Pilot study to evaluate the potential value of Fluorescence In Situ Hybridization (FISH) of white blood cells for the diagnosis of Q fever fatigue syndrome

Q fever fatigue syndrome (QFS) affects approximately one in five patients
following symptomatic acute infection with Coxiella burnetii. Diagnosis of QFS
is complicated and criteria include a proven prior Q fever infection and
exclusion of other fatigue-associated somatic or psychiatric disorders or
chronic Q fever. Recently a preliminary report was published observing higher
levels of C. burnetii 16S rRNA in white blood cells of QFS patients compared to
healthy controls using a Fluorescence In Situ Hybridization (FISH) based test.
To be of potential value as a diagnostic tool for QFS, this test needs to be
able to clearly distinguish QFS patients not only from unexposed controls, but
also from individuals with a past asymptomatic infection and no subsequent
clinical sequelae.

To evaluate whether Fluorescence In Situ Hybridization (FISH) on blood cells
can distinguish patients with QFS from controls with no evidence of past
Coxiella exposure and individuals with past asymptomatic C. burnetii infection.

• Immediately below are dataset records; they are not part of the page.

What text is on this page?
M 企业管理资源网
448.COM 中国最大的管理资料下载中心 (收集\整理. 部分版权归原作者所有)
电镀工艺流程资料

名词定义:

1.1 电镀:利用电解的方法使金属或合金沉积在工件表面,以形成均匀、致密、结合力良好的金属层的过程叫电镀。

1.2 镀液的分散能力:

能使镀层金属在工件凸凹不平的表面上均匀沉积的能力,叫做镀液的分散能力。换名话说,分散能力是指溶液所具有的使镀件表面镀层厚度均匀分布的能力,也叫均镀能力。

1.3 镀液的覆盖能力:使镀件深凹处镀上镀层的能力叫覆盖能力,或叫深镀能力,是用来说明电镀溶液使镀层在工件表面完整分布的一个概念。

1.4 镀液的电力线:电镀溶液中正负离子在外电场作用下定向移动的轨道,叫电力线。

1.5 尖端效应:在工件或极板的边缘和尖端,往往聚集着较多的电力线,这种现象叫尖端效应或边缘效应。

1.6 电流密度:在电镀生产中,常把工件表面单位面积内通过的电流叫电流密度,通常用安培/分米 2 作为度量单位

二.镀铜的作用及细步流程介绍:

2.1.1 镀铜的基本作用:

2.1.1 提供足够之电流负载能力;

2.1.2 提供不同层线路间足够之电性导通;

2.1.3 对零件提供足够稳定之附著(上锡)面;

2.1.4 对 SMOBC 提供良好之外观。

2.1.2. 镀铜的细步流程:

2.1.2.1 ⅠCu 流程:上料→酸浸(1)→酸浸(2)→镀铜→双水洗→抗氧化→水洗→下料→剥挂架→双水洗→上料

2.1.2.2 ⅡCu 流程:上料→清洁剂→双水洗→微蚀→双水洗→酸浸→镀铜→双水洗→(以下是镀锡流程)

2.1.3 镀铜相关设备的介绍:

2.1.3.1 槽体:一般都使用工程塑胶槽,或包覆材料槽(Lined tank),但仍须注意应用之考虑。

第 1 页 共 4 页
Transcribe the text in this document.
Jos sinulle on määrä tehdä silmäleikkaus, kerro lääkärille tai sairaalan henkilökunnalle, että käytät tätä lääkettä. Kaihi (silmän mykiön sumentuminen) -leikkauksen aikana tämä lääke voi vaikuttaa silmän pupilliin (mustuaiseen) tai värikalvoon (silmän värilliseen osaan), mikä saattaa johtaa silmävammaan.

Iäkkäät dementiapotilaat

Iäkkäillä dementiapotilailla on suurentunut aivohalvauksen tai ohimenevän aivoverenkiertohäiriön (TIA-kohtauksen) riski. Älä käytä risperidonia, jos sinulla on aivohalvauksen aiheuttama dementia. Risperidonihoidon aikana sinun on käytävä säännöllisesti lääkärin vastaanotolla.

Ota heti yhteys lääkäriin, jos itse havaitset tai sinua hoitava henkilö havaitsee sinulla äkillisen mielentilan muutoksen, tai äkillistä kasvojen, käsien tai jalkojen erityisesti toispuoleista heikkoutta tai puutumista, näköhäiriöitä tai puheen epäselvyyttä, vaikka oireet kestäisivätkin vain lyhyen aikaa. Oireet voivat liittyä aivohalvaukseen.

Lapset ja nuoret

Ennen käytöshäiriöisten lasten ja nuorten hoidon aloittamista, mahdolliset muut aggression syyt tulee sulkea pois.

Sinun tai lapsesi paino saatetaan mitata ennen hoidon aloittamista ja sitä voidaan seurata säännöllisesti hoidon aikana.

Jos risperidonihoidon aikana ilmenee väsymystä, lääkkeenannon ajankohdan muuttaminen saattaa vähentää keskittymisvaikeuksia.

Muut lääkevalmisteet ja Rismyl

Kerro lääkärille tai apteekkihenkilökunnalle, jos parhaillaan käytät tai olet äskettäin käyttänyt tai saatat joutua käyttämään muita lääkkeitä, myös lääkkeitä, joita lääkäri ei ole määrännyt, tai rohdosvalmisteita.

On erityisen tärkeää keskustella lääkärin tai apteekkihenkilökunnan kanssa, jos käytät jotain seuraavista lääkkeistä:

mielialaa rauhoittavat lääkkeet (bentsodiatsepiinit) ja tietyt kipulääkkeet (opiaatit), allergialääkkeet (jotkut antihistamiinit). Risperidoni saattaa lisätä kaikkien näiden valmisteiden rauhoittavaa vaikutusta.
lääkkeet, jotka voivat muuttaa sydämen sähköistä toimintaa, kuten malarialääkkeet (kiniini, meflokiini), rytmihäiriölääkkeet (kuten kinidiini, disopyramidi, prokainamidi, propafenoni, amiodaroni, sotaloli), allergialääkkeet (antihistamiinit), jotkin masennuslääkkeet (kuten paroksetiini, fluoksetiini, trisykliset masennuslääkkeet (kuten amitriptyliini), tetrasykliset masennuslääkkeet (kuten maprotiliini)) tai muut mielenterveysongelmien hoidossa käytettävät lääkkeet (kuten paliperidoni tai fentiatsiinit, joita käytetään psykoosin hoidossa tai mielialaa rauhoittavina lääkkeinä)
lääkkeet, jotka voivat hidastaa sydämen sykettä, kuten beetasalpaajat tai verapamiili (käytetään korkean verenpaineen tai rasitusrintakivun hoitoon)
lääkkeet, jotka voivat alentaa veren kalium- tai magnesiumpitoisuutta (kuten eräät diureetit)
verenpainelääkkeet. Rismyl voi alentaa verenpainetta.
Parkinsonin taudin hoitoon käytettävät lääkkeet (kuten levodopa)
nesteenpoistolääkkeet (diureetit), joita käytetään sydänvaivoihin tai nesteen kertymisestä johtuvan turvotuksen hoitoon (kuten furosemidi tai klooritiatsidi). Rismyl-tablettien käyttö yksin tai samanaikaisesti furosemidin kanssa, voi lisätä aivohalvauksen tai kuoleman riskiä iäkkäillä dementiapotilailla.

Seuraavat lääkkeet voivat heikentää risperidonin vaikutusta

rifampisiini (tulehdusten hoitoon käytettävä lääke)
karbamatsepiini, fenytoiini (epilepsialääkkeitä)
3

Forty-five subjects with known exposure history and clinical Q fever status
will be recruited for this single site observational case-control pilot study.
To ensure correct assignment of study groups, subjects recruited into groups A
and B will be asked to provide information on any relevant major changes in
their health status since 2014 that would pose a risk for the development of
chronic Q fever or OFS. Subjects recruited for group D will be asked for
consent to contact their treating physician to clarify they meet all criteria
for proven chronic Q fever. After inclusion, blood will be collected by
venipuncture at a single time point (max. 12 mL EDTA/lithium heparin blood and
8.5 mL serum). Per subject, two duplicate tubes of blood will be collected for
FISH analysis. The test laboratory will be blinded to the assessment of
duplicates and the (group) identity of subjects.

Venipunctures are performed by trained phlebotomists and pose a negligible
risk. Participation will require a one-time visit of max. 20 minutes. There are
no other procedures or follow-up after the specimens are obtained. Benefits for
subjects from group A include an additional measurement of their Q fever
exposure status (by IFA and IGRA). Participating individuals from group B, C
and D have no added benefit from the FISH test performed, since it is not a
validated diagnostic assay and their clinical status (past asymptomatic Q fever
infection; diagnosis of QFS or chronic Q fever) is already known to them.